Community outreach - Serving the local community
The Center works in tandem with the University at Buffalo and other members of the community to bring improvements to Buffalo and Western New York through the study and treatment of diabetes. A prime example of such partnerships is the $1.5 million endowment established at Women & Children’s Hospital of Buffalo Diabetes Center by The Seneca Diabetes Foundation.
The Diabetes Center at WCHOB, accredited by the American Diabetes Association (ADA) for the Education Recognition Program, is a frontrunner in Western New York and beyond providing multidisciplinary care of youth with diabetes.
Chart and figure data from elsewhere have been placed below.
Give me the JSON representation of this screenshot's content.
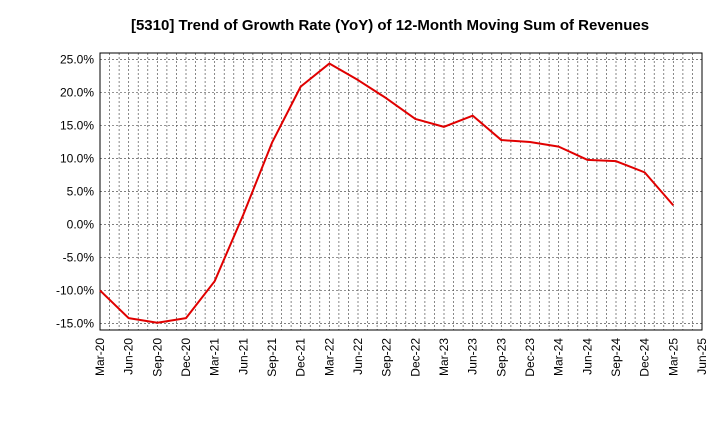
{
  "chart_data": {
    "type": "line",
    "title": "[5310]  Trend of Growth Rate (YoY) of 12-Month Moving Sum of Revenues",
    "xlabel": "",
    "ylabel": "",
    "x_ticks": [
      "Mar-20",
      "Jun-20",
      "Sep-20",
      "Dec-20",
      "Mar-21",
      "Jun-21",
      "Sep-21",
      "Dec-21",
      "Mar-22",
      "Jun-22",
      "Sep-22",
      "Dec-22",
      "Mar-23",
      "Jun-23",
      "Sep-23",
      "Dec-23",
      "Mar-24",
      "Jun-24",
      "Sep-24",
      "Dec-24",
      "Mar-25",
      "Jun-25"
    ],
    "y_ticks": [
      "25.0%",
      "20.0%",
      "15.0%",
      "10.0%",
      "5.0%",
      "0.0%",
      "-5.0%",
      "-10.0%",
      "-15.0%"
    ],
    "ylim": [
      -16,
      26
    ],
    "grid": true,
    "series": [
      {
        "color": "#e00000",
        "x": [
          "Mar-20",
          "Jun-20",
          "Sep-20",
          "Dec-20",
          "Mar-21",
          "Jun-21",
          "Sep-21",
          "Dec-21",
          "Mar-22",
          "Jun-22",
          "Sep-22",
          "Dec-22",
          "Mar-23",
          "Jun-23",
          "Sep-23",
          "Dec-23",
          "Mar-24",
          "Jun-24",
          "Sep-24",
          "Dec-24",
          "Mar-25"
        ],
        "values": [
          -10.0,
          -14.2,
          -14.9,
          -14.2,
          -8.6,
          1.5,
          12.4,
          20.9,
          24.4,
          21.9,
          19.1,
          16.0,
          14.8,
          16.5,
          12.8,
          12.5,
          11.8,
          9.8,
          9.6,
          7.9,
          2.9
        ]
      }
    ]
  }
}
Our team of physicians, CDEs, and dieticians provides comprehensive diabetes education to the families of youth with diabetes with a focus on diabetes self-management. Additionally, the Center participates in workshops to educate school nurses and other health care professionals who provide supportive care for children with diabetes with the goal to improve overall diabetes care.
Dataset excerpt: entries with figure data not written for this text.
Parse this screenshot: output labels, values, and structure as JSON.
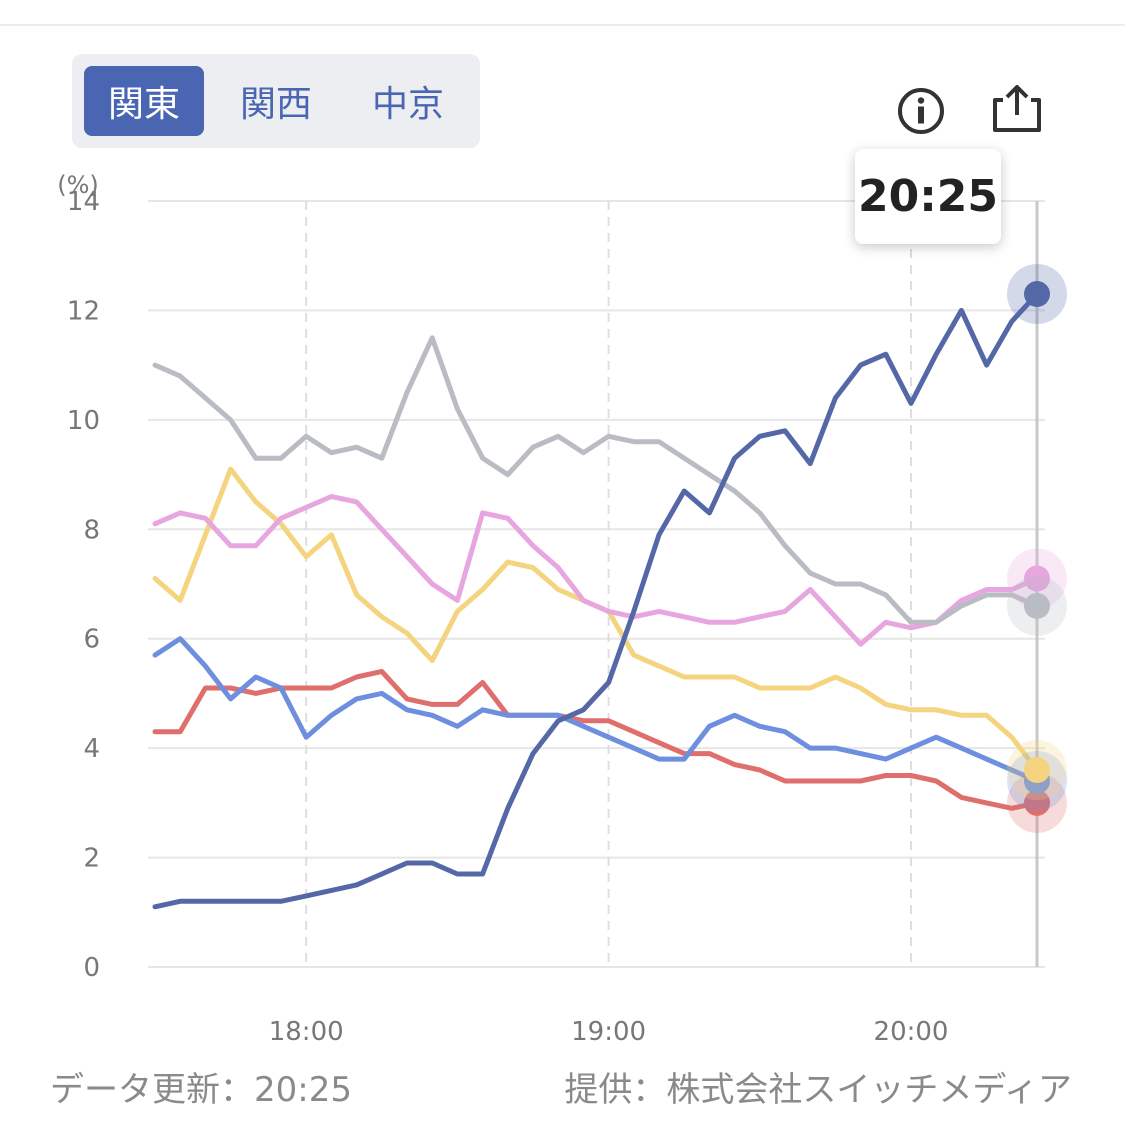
{
  "region_tabs": [
    {
      "label": "関東",
      "active": true
    },
    {
      "label": "関西",
      "active": false
    },
    {
      "label": "中京",
      "active": false
    }
  ],
  "icons": {
    "info": "info-circle-icon",
    "share": "share-upload-icon"
  },
  "tooltip": {
    "time": "20:25"
  },
  "footer": {
    "updated": "データ更新：20:25",
    "provider": "提供：株式会社スイッチメディア"
  },
  "colors": {
    "active_tab": "#4a66b3",
    "series": [
      "#5468a8",
      "#b9bcc2",
      "#e7a6df",
      "#f4d47e",
      "#6d8fde",
      "#de6f6c"
    ]
  },
  "chart_data": {
    "type": "line",
    "y_unit": "(%)",
    "ylim": [
      0,
      14
    ],
    "y_ticks": [
      "0",
      "2",
      "4",
      "6",
      "8",
      "10",
      "12",
      "14"
    ],
    "x_ticks": [
      "18:00",
      "19:00",
      "20:00"
    ],
    "grid": true,
    "x": [
      "17:30",
      "17:35",
      "17:40",
      "17:45",
      "17:50",
      "17:55",
      "18:00",
      "18:05",
      "18:10",
      "18:15",
      "18:20",
      "18:25",
      "18:30",
      "18:35",
      "18:40",
      "18:45",
      "18:50",
      "18:55",
      "19:00",
      "19:05",
      "19:10",
      "19:15",
      "19:20",
      "19:25",
      "19:30",
      "19:35",
      "19:40",
      "19:45",
      "19:50",
      "19:55",
      "20:00",
      "20:05",
      "20:10",
      "20:15",
      "20:20",
      "20:25"
    ],
    "series": [
      {
        "values": [
          1.1,
          1.2,
          1.2,
          1.2,
          1.2,
          1.2,
          1.3,
          1.4,
          1.5,
          1.7,
          1.9,
          1.9,
          1.7,
          1.7,
          2.9,
          3.9,
          4.5,
          4.7,
          5.2,
          6.5,
          7.9,
          8.7,
          8.3,
          9.3,
          9.7,
          9.8,
          9.2,
          10.4,
          11.0,
          11.2,
          10.3,
          11.2,
          12.0,
          11.0,
          11.8,
          12.3
        ]
      },
      {
        "values": [
          11.0,
          10.8,
          10.4,
          10.0,
          9.3,
          9.3,
          9.7,
          9.4,
          9.5,
          9.3,
          10.5,
          11.5,
          10.2,
          9.3,
          9.0,
          9.5,
          9.7,
          9.4,
          9.7,
          9.6,
          9.6,
          9.3,
          9.0,
          8.7,
          8.3,
          7.7,
          7.2,
          7.0,
          7.0,
          6.8,
          6.3,
          6.3,
          6.6,
          6.8,
          6.8,
          6.6
        ]
      },
      {
        "values": [
          8.1,
          8.3,
          8.2,
          7.7,
          7.7,
          8.2,
          8.4,
          8.6,
          8.5,
          8.0,
          7.5,
          7.0,
          6.7,
          8.3,
          8.2,
          7.7,
          7.3,
          6.7,
          6.5,
          6.4,
          6.5,
          6.4,
          6.3,
          6.3,
          6.4,
          6.5,
          6.9,
          6.4,
          5.9,
          6.3,
          6.2,
          6.3,
          6.7,
          6.9,
          6.9,
          7.1
        ]
      },
      {
        "values": [
          7.1,
          6.7,
          7.9,
          9.1,
          8.5,
          8.1,
          7.5,
          7.9,
          6.8,
          6.4,
          6.1,
          5.6,
          6.5,
          6.9,
          7.4,
          7.3,
          6.9,
          6.7,
          6.5,
          5.7,
          5.5,
          5.3,
          5.3,
          5.3,
          5.1,
          5.1,
          5.1,
          5.3,
          5.1,
          4.8,
          4.7,
          4.7,
          4.6,
          4.6,
          4.2,
          3.6
        ]
      },
      {
        "values": [
          5.7,
          6.0,
          5.5,
          4.9,
          5.3,
          5.1,
          4.2,
          4.6,
          4.9,
          5.0,
          4.7,
          4.6,
          4.4,
          4.7,
          4.6,
          4.6,
          4.6,
          4.4,
          4.2,
          4.0,
          3.8,
          3.8,
          4.4,
          4.6,
          4.4,
          4.3,
          4.0,
          4.0,
          3.9,
          3.8,
          4.0,
          4.2,
          4.0,
          3.8,
          3.6,
          3.4
        ]
      },
      {
        "values": [
          4.3,
          4.3,
          5.1,
          5.1,
          5.0,
          5.1,
          5.1,
          5.1,
          5.3,
          5.4,
          4.9,
          4.8,
          4.8,
          5.2,
          4.6,
          4.6,
          4.6,
          4.5,
          4.5,
          4.3,
          4.1,
          3.9,
          3.9,
          3.7,
          3.6,
          3.4,
          3.4,
          3.4,
          3.4,
          3.5,
          3.5,
          3.4,
          3.1,
          3.0,
          2.9,
          3.0
        ]
      }
    ]
  }
}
National and international impact
TrialNet is an international study funded by multiple sources, including the National Institutes of Health. The focus of TrialNet is to develop interventions that will prevent or delay the onset of Type 1 diabetes targeting family members of those with Type 1 diabetes, who are at highest risk for developing the disease. The WCHOB Diabetes Center, through an affiliation with Columbia University, is one of twenty-two major affiliate clinical centers in the United States, Canada, Europe, Australia, and New Zealand comprising the TrialNet network.
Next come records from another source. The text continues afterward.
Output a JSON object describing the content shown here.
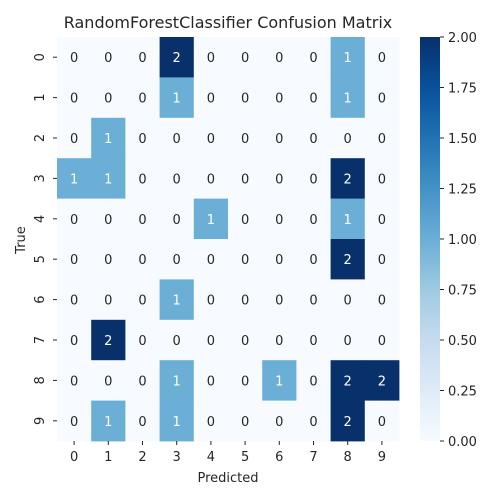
{
  "chart_data": {
    "type": "heatmap",
    "title": "RandomForestClassifier Confusion Matrix",
    "xlabel": "Predicted",
    "ylabel": "True",
    "x_categories": [
      "0",
      "1",
      "2",
      "3",
      "4",
      "5",
      "6",
      "7",
      "8",
      "9"
    ],
    "y_categories": [
      "0",
      "1",
      "2",
      "3",
      "4",
      "5",
      "6",
      "7",
      "8",
      "9"
    ],
    "values": [
      [
        0,
        0,
        0,
        2,
        0,
        0,
        0,
        0,
        1,
        0
      ],
      [
        0,
        0,
        0,
        1,
        0,
        0,
        0,
        0,
        1,
        0
      ],
      [
        0,
        1,
        0,
        0,
        0,
        0,
        0,
        0,
        0,
        0
      ],
      [
        1,
        1,
        0,
        0,
        0,
        0,
        0,
        0,
        2,
        0
      ],
      [
        0,
        0,
        0,
        0,
        1,
        0,
        0,
        0,
        1,
        0
      ],
      [
        0,
        0,
        0,
        0,
        0,
        0,
        0,
        0,
        2,
        0
      ],
      [
        0,
        0,
        0,
        1,
        0,
        0,
        0,
        0,
        0,
        0
      ],
      [
        0,
        2,
        0,
        0,
        0,
        0,
        0,
        0,
        0,
        0
      ],
      [
        0,
        0,
        0,
        1,
        0,
        0,
        1,
        0,
        2,
        2
      ],
      [
        0,
        1,
        0,
        1,
        0,
        0,
        0,
        0,
        2,
        0
      ]
    ],
    "colormap": "Blues",
    "colors": {
      "low": "#f7fbff",
      "mid": "#6baed6",
      "high": "#08306b"
    },
    "vmin": 0,
    "vmax": 2,
    "colorbar_ticks": [
      "0.00",
      "0.25",
      "0.50",
      "0.75",
      "1.00",
      "1.25",
      "1.50",
      "1.75",
      "2.00"
    ]
  }
}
“Being selected as a clinical site for this study and being so successful in identifying and screening individuals at high risk for Type 1 diabetes is a result of the long-term commitment to the community by the Diabetes Center at Women & Children’s Hospital of Buffalo,” said Cheryl Klass, RN, MBA, President, Women & Children’s Hospital of Buffalo.
“If diabetes can be delayed, even for a few years,” says Dr. Quattrin, “those at risk may be able to postpone the challenges of controlling their glucose levels and the development of serious complications,” which include eye and kidney damage.
A broader scope
In addition to its focus on the prevention and treatment of diabetes, the Division of Endocrinology/Diabetes at WCHOB provides comprehensive care to those affected by endocrine disorders, such as short stature, thyroid conditions, precocious puberty, adrenal disorders, and disorder of sexual development (DSD). The Endocrine Clinic has been providing patient centered care with a multidisciplinary team for individuals with DSD and their families for many years, which has now become the standard of care. It is the region’s only center certified as a Newborn Screening referral center for Congenital Hypothyroidism and Adrenal Hyperplasia. The center participates in multiple medical drug trials which provide opportunities to the community to be a part of latest research.